Peixe Vivo

Depois de passar raiva com notícias sobres políticos corruptos e me assustar com tragédias mundo afora, fechei o jornal. Pela janela vi uma chuva fina e constante. Há um sabiá comodamente hospedado na minha varanda e me observa do seu ninho. O silêncio da casa é um convite à rede e a um poema de Fernando Pessoa, mas resisto bravamente porque tenho que trabalhar. Há processos virtuais na espera de manifestação - a justiça agora não usa mais processos de papel - e preciso me concentrar neles. Só que não consigo... a quietude insinua que preciso aproveitar o momento.

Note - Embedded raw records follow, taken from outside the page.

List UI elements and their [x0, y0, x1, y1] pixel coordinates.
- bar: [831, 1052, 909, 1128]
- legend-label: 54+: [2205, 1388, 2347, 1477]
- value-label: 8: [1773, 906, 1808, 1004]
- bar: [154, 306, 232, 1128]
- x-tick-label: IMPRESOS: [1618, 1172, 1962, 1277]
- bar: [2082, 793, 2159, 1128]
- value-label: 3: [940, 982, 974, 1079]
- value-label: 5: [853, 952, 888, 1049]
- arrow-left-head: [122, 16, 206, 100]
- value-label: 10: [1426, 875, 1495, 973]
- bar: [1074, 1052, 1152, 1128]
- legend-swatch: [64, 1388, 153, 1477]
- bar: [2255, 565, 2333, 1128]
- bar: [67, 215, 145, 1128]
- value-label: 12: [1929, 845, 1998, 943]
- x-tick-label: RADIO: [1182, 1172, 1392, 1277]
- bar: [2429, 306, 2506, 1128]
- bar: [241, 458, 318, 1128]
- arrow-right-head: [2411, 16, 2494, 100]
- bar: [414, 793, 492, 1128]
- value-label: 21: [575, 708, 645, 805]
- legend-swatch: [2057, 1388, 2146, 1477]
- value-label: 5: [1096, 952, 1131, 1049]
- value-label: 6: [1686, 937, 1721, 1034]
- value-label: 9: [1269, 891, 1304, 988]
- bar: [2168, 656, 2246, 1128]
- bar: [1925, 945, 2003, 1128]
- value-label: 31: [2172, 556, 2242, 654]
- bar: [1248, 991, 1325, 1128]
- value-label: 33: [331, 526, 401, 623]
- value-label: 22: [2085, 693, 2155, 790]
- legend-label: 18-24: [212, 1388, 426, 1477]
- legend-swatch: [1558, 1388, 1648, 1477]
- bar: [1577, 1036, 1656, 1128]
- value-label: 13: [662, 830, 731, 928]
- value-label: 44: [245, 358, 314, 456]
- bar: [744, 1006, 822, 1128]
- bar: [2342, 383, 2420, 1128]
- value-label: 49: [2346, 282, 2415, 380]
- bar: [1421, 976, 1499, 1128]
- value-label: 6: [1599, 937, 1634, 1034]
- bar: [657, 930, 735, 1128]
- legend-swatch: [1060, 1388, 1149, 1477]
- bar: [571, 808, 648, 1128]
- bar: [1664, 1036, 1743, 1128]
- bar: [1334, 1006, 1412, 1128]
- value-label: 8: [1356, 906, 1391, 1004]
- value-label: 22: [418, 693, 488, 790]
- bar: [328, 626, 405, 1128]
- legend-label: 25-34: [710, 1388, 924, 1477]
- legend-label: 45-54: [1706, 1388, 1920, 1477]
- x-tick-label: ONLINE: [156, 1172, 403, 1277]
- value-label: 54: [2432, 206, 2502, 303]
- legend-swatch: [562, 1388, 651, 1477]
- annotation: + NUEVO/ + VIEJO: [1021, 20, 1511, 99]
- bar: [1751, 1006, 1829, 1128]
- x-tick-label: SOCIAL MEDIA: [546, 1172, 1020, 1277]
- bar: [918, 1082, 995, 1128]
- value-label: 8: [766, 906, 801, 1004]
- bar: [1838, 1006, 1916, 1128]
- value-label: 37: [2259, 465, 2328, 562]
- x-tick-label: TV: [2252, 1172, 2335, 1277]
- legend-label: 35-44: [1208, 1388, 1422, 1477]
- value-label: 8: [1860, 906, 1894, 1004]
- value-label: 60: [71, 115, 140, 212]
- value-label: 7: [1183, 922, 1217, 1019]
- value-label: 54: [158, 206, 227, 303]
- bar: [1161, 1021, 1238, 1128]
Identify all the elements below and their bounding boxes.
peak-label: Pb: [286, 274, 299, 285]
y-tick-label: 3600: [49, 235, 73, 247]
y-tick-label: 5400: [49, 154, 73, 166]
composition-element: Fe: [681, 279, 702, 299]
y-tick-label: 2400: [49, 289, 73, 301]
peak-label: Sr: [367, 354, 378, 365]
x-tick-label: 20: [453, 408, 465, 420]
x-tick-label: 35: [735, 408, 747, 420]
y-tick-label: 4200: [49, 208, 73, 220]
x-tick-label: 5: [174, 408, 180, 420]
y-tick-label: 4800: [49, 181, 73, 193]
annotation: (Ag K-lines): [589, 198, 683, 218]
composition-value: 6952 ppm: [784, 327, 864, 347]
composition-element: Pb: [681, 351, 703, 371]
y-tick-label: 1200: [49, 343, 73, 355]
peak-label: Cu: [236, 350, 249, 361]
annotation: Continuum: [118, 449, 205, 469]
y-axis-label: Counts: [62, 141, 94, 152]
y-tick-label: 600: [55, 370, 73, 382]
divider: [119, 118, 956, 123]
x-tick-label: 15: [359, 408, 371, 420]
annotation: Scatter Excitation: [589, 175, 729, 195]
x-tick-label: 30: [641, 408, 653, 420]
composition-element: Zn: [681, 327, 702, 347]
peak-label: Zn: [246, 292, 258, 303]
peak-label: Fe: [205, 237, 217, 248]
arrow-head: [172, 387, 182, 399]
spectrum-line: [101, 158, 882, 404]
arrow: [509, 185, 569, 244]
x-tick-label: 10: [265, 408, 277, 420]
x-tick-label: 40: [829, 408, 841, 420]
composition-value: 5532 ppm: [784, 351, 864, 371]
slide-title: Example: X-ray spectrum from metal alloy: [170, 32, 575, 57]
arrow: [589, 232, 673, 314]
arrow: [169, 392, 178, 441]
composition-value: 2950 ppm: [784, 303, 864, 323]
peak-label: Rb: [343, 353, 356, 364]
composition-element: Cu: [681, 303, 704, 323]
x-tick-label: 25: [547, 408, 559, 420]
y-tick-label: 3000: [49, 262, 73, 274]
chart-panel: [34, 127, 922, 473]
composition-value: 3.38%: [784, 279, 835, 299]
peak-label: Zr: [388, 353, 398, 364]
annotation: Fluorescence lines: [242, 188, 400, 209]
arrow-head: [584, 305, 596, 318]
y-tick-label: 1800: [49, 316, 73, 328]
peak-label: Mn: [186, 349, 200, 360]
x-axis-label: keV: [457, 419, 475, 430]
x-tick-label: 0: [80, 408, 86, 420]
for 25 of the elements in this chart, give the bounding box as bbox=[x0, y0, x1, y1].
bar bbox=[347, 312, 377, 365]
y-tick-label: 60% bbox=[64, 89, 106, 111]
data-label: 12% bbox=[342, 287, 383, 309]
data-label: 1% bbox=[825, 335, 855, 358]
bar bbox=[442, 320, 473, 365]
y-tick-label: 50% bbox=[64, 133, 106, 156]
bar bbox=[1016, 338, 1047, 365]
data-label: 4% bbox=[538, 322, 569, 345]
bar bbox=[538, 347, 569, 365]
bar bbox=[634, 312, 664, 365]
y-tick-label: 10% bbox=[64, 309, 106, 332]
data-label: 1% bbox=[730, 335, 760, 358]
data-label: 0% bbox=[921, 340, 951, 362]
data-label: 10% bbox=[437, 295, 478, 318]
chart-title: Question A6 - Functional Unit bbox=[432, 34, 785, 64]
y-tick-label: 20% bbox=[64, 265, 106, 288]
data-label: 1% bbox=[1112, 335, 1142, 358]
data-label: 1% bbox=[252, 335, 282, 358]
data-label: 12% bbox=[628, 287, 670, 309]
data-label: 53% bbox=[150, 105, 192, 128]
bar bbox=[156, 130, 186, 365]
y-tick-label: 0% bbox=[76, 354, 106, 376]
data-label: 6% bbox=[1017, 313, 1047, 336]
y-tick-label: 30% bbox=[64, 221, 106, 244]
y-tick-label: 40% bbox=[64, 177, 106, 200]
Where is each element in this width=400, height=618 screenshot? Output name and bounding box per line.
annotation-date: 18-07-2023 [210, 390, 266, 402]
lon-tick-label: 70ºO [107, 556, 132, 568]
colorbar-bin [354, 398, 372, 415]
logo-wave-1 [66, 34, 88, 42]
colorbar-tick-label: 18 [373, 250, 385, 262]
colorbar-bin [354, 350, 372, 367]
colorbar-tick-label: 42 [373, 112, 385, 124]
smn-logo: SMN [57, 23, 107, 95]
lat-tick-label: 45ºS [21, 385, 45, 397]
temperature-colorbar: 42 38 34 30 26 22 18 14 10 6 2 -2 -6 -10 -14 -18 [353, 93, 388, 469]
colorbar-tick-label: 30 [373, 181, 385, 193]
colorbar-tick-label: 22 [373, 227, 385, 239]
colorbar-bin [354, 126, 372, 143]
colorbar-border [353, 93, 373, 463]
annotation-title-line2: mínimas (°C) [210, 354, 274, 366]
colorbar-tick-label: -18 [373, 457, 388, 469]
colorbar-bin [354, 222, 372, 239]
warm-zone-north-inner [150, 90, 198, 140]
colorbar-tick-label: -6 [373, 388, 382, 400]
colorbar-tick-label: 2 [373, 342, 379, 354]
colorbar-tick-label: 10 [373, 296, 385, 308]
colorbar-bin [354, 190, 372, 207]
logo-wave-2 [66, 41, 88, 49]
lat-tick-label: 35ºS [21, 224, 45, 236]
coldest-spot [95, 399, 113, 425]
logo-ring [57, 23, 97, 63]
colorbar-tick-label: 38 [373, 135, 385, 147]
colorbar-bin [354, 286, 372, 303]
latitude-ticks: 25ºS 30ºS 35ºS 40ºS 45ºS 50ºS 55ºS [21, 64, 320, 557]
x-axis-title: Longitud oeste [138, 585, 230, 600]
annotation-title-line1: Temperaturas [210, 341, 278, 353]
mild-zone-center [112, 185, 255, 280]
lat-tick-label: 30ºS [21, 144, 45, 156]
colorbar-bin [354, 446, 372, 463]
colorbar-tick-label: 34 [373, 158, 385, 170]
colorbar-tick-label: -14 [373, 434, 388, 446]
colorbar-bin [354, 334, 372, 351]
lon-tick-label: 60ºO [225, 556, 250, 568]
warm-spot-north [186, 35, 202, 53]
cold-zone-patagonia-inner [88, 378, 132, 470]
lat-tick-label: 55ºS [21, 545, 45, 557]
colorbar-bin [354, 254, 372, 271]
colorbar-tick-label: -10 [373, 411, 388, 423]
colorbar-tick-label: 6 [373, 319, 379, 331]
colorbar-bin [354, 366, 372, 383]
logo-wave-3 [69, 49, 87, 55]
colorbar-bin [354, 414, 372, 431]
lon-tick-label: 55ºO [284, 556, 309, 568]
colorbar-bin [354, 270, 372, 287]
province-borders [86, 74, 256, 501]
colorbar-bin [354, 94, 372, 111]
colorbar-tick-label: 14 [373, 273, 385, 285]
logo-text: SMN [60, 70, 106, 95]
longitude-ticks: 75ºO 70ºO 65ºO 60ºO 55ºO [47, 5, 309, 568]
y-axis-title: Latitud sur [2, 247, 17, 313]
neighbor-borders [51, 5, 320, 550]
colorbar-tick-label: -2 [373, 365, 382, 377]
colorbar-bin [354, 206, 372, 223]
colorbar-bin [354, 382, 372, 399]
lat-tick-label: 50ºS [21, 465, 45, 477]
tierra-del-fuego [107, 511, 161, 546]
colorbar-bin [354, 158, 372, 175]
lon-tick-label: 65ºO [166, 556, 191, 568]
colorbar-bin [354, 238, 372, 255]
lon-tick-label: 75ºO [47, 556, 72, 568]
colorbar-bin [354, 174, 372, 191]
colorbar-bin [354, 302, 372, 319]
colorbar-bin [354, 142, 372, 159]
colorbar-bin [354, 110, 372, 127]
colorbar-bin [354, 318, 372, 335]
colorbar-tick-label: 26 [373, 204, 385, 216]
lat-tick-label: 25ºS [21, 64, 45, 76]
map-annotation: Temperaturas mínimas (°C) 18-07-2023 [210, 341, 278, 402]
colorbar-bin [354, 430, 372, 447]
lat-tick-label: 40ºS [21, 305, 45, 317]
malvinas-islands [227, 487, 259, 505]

Desço agora até o quintal. Uso capa de chuva e botas de borracha. Sento-me num tronco caído de jatobá e tiro do bolso minha flauta doce. Que vou tocar? Pensei nas Bachianas Brasileiras do Vila Lobos, mas me contento em assoprar Peixe Vivo no canudo de madeira.

E agora a água desaba sem dó. Já estou todo ensopado, e a flauta também. Daqui a pouco nem vai mais sair som algum. Não importa, continuarei com minha dança exótica por entre este bosque deserto.

Mas preciso trabalhar. Há processos que me aguardam...  Como pode um peixe vivo viver fora da água frita?